Maryland went for two points, to get in position to win if it could get another touchdown. O'Donnell rolled right, with Edmunds moving across the back of the end zone and Spinelli running parallel underneath. O'Donnell found an open Spinelli, who just managed to get across the line to cut the Duke lead to 22-15 with 5:39 left in the game.
The Blue Devils (3-4, 0-3) looked as if they would end a 13-game losing streak against Maryland by passing the Terrapins to death. They came very close. Quarterback Steve Slayden took whatever Maryland didn't cover and completed 31 of 42 passes for 373 yards, with one touchdown and one interception. But when the Blue Devils got possession with 5:39 left, they couldn't move.
The Terrapins got it back at their 21 with 3:16 left. James Milling had caught only three passes this year after missing the first three games with a broken finger. But today he caught six, for 99 yards, and the biggest two came on the final scoring drive.
O'Donnell hit him for 32 yards on the first play. Then Milling made a leaping grab along the sideline and got both feet down before falling out of bounds at the five. That catch gave the Terrapins first-and-goal with 2:04 left in the game.
On first down, Spinelli was thrown for a 4-yard loss. But on second down, Edmunds found himself covered only by a linebacker.
"I saw they had 'man' coverage on him," O'Donnell said. "Ferrell's 6-6, so I knew I could throw it high. I knew I had to get him the ball no matter what."
Edmunds touchdown cut the Duke lead to 22-21 and Krivak said he had already decided he was going for the win. "A tie wouldn't do us any good," Krivak said. "And at that point, after coming back from 22-7, we need the win."
O'Donnell dropped back, but was forced out of the pocket by a Duke blitz. Running right, he threw just before he was hit. "I saw nothing," he said.
Joines came toward the ball from the back of the end zone and reached over cornerback Dewayne Terry to grab the pass for a 23-22 lead with 1:55 left.
"Neil had enough poise to know you've got to throw the ball on a two-point play," Krivak said. "You can never just eat it."
The Terrapins were ecstatic and those left in the stands were going wild. But there was still lots of time left, and the Terrapins weren't safe just yet.
Maryland had eight sacks for the day, but with 46 seconds left, Slayden scrambled out of the collapsing pocket and ran 16 yards for a first down at the Maryland 42. Peterson's first field goal was from 48 yards, so if Duke could get another 10, they'd have a shot to win.
But on the next play, Bob Klein sacked Slayden for a seven-yard loss. Then, after a Duke timeout, Slayden tried to hit wide receiver Clarkston Hines, who had already caught eight passes for 154 yards. But this time, cornerback Smith read the down-and-out pattern and came up to make a diving interception with 20 seconds left.

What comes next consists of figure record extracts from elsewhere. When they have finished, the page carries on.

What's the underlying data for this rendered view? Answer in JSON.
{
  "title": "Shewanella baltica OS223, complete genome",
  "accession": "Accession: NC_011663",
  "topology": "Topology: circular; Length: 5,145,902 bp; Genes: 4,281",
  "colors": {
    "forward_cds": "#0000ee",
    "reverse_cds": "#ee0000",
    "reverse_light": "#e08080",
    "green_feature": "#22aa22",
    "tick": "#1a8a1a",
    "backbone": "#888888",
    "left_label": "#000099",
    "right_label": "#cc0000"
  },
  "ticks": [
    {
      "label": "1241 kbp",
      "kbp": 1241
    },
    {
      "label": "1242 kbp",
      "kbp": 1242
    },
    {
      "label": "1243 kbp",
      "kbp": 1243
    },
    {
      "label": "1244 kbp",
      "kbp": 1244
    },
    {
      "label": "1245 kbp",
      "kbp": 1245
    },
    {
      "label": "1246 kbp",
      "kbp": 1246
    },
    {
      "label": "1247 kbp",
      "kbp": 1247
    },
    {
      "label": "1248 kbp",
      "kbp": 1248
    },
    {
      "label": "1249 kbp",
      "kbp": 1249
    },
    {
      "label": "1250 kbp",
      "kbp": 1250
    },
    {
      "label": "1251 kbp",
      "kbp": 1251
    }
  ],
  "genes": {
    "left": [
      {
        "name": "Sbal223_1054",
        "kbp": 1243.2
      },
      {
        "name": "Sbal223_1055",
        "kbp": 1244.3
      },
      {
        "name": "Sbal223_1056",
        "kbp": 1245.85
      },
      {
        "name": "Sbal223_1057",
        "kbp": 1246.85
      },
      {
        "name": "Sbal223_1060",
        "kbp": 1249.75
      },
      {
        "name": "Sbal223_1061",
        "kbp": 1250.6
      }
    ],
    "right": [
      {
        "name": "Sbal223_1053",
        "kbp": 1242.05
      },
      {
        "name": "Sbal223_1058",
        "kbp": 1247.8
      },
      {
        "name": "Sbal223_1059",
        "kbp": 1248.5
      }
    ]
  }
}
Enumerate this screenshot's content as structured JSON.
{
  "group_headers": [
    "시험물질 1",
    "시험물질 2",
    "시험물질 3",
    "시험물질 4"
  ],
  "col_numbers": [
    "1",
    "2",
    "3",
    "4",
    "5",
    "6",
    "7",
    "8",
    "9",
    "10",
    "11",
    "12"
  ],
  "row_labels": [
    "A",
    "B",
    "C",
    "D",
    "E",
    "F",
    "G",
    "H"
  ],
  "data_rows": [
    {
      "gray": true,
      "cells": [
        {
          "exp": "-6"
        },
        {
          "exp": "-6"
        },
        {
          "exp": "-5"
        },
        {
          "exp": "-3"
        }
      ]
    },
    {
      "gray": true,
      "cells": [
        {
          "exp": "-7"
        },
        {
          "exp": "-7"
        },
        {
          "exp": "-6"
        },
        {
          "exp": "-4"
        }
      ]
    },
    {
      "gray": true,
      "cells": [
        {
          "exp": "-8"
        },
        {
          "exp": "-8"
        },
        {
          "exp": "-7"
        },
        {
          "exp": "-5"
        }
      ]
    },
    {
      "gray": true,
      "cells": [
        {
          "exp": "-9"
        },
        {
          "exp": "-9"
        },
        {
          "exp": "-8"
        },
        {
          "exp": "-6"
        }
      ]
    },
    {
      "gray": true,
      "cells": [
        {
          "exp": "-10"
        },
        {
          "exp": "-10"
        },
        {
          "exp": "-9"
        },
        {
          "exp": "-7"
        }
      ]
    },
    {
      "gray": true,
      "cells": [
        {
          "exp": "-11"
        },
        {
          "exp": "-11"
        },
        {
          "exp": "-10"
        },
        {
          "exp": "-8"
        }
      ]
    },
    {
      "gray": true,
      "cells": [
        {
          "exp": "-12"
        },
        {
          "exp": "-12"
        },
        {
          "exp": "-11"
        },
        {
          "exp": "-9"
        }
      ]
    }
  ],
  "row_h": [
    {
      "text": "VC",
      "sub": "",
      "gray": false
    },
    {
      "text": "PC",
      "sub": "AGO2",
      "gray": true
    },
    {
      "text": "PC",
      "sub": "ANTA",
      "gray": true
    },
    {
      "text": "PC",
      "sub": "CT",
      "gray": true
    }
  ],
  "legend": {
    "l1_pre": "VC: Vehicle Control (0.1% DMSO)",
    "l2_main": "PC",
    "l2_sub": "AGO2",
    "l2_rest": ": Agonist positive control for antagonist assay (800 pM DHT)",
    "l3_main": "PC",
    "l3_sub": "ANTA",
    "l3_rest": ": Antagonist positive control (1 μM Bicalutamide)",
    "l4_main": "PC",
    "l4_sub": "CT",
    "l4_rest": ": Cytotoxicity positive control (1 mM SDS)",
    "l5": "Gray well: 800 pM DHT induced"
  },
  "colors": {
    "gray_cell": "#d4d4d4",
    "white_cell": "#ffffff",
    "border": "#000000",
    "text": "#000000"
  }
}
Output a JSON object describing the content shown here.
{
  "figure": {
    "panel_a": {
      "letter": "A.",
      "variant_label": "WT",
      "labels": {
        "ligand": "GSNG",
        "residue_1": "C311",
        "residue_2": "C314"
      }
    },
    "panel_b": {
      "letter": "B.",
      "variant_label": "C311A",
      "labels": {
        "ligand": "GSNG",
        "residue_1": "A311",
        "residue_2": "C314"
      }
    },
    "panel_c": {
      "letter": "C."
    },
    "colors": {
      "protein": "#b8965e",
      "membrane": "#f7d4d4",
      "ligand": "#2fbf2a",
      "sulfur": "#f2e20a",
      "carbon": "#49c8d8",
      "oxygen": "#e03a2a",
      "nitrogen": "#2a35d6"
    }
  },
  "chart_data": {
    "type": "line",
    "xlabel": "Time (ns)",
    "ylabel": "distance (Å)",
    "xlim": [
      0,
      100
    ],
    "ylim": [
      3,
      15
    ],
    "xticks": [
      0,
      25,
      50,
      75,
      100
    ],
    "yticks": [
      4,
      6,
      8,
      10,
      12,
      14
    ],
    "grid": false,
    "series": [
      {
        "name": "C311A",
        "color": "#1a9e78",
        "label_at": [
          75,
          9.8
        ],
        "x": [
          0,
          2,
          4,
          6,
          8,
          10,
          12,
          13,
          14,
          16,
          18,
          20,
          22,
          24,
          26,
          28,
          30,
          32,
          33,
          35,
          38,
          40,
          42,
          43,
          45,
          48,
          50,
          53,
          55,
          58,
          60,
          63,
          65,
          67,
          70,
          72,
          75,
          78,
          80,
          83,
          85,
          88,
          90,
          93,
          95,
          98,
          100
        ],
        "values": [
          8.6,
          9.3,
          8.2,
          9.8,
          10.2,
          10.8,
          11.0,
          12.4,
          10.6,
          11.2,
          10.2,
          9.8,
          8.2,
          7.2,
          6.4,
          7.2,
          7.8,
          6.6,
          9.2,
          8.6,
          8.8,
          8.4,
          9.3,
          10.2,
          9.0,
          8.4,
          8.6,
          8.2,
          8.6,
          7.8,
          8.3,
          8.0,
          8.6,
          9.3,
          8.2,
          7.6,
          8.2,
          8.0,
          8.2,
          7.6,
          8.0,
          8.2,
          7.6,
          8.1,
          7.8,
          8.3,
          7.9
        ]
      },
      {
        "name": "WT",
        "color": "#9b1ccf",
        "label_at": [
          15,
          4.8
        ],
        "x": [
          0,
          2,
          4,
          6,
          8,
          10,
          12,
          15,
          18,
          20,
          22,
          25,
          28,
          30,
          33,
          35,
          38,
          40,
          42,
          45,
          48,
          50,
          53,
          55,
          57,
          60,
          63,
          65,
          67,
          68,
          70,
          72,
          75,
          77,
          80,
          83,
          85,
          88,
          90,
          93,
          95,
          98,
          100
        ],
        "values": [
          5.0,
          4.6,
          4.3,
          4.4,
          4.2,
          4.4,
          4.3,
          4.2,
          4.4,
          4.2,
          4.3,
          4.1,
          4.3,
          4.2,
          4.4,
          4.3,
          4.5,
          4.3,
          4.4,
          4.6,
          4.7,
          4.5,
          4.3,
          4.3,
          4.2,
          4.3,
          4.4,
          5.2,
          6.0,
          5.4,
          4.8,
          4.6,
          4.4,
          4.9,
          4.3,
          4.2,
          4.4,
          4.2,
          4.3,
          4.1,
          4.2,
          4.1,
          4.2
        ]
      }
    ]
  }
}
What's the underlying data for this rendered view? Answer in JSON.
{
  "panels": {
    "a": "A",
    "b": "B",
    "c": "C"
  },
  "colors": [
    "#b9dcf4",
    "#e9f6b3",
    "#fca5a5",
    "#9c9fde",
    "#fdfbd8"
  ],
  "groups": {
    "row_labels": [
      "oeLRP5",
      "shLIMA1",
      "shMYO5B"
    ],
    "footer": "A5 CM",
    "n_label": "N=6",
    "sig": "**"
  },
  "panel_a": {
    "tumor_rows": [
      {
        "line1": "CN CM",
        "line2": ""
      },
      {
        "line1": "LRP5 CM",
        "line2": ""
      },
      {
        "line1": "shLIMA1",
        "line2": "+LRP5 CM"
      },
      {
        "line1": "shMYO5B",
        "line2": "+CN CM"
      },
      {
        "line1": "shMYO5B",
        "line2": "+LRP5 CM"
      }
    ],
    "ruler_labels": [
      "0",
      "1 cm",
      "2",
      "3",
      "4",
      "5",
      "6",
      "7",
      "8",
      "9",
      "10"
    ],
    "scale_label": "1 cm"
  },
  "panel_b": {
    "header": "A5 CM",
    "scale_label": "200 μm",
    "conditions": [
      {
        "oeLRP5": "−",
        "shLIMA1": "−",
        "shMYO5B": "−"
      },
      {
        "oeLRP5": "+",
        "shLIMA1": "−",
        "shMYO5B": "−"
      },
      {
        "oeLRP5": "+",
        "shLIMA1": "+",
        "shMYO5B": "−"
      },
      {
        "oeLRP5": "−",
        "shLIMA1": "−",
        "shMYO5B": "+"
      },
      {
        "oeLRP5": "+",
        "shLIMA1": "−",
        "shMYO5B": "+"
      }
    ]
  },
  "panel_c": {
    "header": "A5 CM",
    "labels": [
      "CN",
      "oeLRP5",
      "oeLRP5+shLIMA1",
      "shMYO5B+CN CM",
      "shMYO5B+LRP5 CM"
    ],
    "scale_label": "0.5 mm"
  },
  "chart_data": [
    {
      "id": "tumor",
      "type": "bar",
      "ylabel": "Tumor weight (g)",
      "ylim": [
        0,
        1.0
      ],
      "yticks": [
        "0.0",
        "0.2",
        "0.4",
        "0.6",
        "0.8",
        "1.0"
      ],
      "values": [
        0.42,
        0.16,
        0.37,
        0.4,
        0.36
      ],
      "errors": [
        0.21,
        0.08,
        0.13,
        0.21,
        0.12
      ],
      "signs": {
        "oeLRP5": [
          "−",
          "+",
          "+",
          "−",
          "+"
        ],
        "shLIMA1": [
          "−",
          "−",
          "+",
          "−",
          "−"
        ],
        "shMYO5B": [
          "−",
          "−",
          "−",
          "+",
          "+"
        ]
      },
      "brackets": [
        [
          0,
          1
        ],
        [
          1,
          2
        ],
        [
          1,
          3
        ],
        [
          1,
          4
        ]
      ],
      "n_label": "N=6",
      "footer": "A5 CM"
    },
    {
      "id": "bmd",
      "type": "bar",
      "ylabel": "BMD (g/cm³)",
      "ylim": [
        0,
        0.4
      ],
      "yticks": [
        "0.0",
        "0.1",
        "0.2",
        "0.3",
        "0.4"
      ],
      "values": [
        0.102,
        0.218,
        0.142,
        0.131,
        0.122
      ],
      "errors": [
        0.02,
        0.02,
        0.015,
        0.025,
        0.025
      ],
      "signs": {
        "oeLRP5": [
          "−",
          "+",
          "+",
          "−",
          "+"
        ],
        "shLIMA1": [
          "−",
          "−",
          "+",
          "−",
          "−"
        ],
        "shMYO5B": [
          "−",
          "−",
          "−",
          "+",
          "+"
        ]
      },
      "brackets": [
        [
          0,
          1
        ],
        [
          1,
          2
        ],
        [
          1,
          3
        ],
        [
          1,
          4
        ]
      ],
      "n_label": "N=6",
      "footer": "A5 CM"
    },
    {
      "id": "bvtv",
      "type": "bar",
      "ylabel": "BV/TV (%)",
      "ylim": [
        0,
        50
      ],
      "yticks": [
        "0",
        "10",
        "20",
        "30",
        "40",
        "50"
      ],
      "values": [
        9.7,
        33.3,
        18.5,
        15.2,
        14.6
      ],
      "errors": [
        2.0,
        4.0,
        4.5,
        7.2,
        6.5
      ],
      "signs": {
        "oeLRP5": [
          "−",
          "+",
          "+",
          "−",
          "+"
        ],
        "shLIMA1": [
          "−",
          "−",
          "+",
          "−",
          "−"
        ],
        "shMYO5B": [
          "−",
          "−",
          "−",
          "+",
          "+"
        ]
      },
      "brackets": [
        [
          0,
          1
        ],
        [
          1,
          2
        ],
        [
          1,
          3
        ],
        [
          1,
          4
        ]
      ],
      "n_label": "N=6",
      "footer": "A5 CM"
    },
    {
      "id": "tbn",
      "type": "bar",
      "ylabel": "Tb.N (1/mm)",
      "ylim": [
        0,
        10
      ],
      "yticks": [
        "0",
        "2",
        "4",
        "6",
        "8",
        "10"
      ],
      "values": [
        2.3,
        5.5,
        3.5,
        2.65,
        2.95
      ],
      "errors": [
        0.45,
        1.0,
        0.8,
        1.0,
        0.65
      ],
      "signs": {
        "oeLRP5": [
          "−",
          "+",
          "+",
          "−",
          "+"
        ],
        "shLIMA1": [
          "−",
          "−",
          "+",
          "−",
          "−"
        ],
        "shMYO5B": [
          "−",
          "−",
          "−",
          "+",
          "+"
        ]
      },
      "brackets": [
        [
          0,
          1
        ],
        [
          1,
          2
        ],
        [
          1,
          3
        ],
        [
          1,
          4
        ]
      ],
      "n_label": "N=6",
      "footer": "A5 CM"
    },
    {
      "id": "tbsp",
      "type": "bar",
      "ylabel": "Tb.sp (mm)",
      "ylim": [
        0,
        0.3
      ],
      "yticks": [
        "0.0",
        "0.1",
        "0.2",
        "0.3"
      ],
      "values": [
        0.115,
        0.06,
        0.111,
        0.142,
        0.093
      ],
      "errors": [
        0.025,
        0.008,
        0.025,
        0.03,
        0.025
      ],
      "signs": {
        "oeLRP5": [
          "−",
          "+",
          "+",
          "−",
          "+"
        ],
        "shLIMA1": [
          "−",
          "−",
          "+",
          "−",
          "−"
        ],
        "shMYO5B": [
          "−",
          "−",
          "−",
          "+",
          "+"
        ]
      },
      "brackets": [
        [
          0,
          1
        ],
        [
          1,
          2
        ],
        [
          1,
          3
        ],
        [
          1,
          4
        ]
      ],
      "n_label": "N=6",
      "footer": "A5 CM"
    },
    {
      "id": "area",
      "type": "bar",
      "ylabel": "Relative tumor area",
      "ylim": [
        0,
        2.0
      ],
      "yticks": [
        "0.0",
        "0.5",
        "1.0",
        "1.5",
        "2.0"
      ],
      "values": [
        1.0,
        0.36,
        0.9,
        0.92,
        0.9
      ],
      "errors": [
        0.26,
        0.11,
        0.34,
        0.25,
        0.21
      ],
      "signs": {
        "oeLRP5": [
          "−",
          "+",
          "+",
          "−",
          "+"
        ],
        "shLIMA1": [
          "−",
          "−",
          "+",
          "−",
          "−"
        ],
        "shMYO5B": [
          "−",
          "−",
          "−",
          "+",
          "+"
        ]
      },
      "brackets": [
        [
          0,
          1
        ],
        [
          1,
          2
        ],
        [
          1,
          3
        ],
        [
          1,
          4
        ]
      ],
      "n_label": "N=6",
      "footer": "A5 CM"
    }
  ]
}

"We only got one," said a smiling defensive coordinator Greg Williams, "but we got it when it counted."
Nevertheless, Krivak was still worried. Duke called time after O'Donnell ate the ball on first down, but after the second play, Maryland center Bill Hughes limped off the field with a twisted ankle.
Already wrung out, Krivak crouched by the 30-yard line hoping the miracle wouldn't evaporate as quickly as it appeared.
But Mark Agent and O'Donnell were smooth on the final snap and the Terrapins had their victory.